In 1945, in the U.S. Navy, he worked as a stevedore on Guam, in the Mariana Islands. After discharge from the navy in 1946, he returned to Arkansas, he and his beloved brother Earl built a house for their mother, and he returned to work at the cooperage. In 1947 he and Earl joined two sisters and a brother in Philadelphia. For three years he worked for a bricklaying contractor, originally wanting to become an apprentice bricklayer, but discovering that only cement-finishing, the most physically demanding of the skilled jobs, was open to African Americans. In 1949, he married Mildred Winters, of Media, Pa., who worked at American Friends Service Committee with Lawrence McK. Miller, a founding member of Doylestown (Pa.) Meeting. Advocacy for equality, abolition, and civil rights drew him to the Religious Society of Friends. “Larry Miller was the first white man that ever shook my hand!” he said.
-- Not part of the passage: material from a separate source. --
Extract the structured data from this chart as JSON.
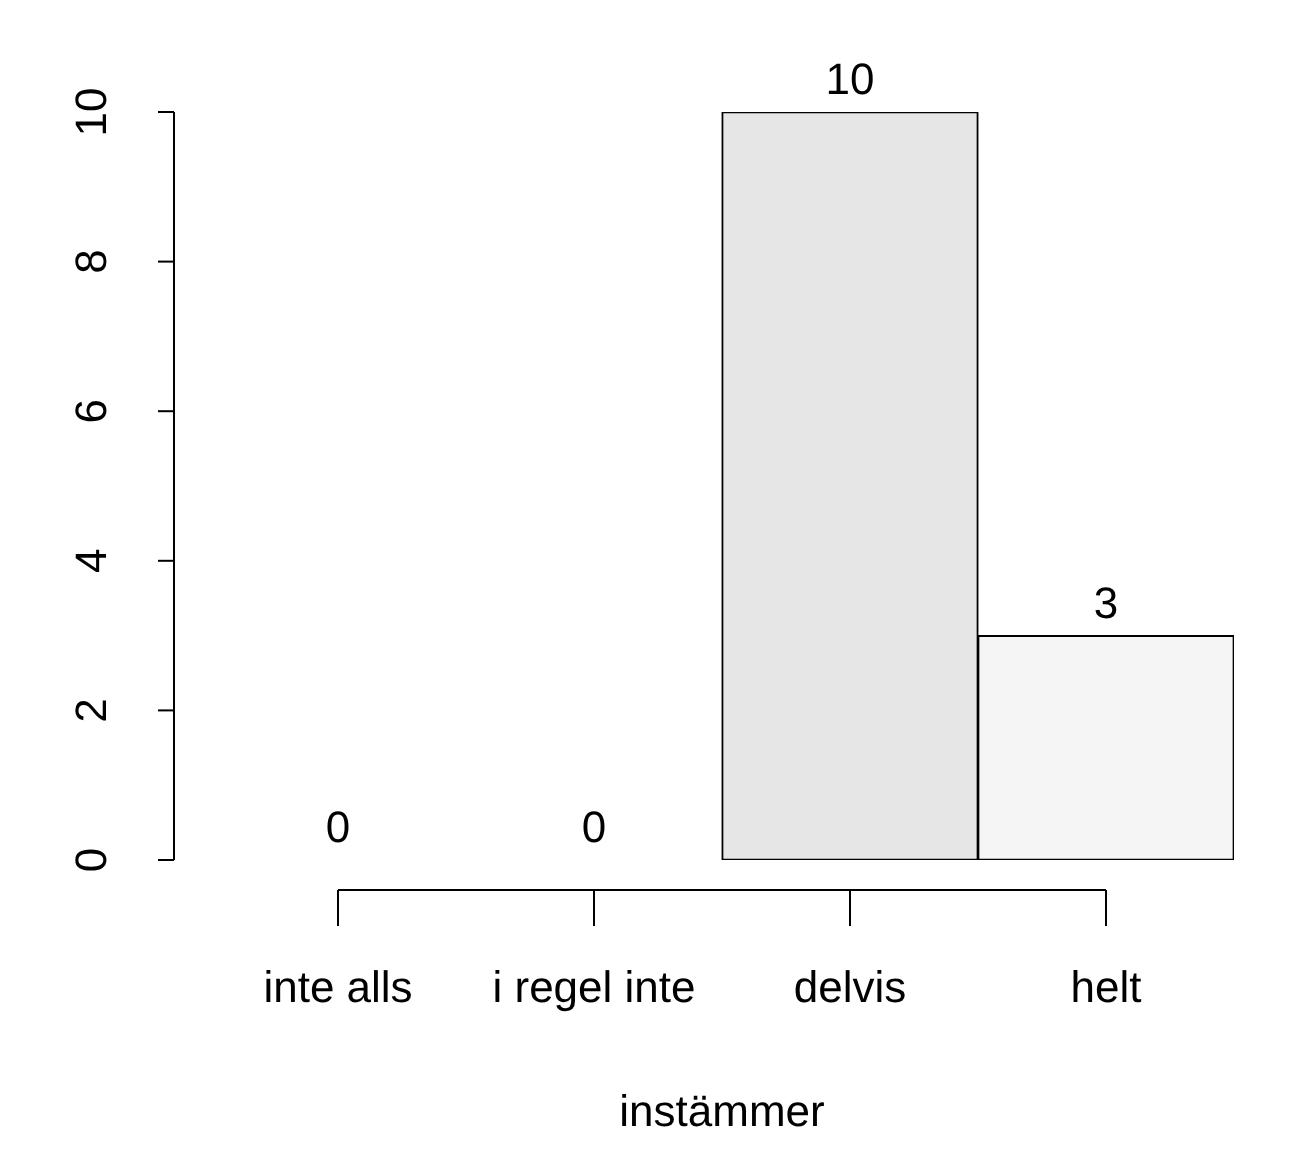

Mildred worked for Larry until her first child was born in 1950. Then she and Max bought a small grocery store in Philadelphia’s Germantown neighborhood and lived above it. From 1950 to 1952 he was a hod carrier for a plastering contractor. “Hardest work I’ve ever done in my life,” he said. Then he worked as a welder for the Budd Company, which manufactured car parts, trolleys, and Amtrak trains.

In 1955 he and Mildred bought an acre of land in Chalfont, Pa., and after selling their grocery store, built a house there in 1957. At the prompting of Larry Miller, he started attending Doylestown Meeting in 1958. With the persistent encouragement of Doylestown Meeting over the years, he became a member in 2004.

His work on the farm as a child had sown the seeds for a lifelong love of gardening, and he always had a small garden, experimenting with different types of plants, even delighting his children one year by growing peanuts. He enjoyed hunting and fishing and taught his granddaughters to love fishing. Believing it important that young people understand the legacy of discrimination fostered by slavery and the Jim Crow South, he visited schools to share his story of growing up in the segregated South of the 1930s and ’40s. He retired from Budd in 1982, and he and Mildred bought an adjoining acre to increase the size of his garden, which became so productive he was able to sell produce in Philadelphia, Pa. Residents saved three spots in the Germantown neighborhood for him to park his overflowing pickup truck.

Max’s life of overcoming—but not forgetting—prejudice is inspiring. Mildred passed away on February 19, 2019. He is survived by two children, Lynda Taylor (David) and Max Guydon Jr.; three grandchildren; two great-grandchildren; and a sister, Lorell Guydon.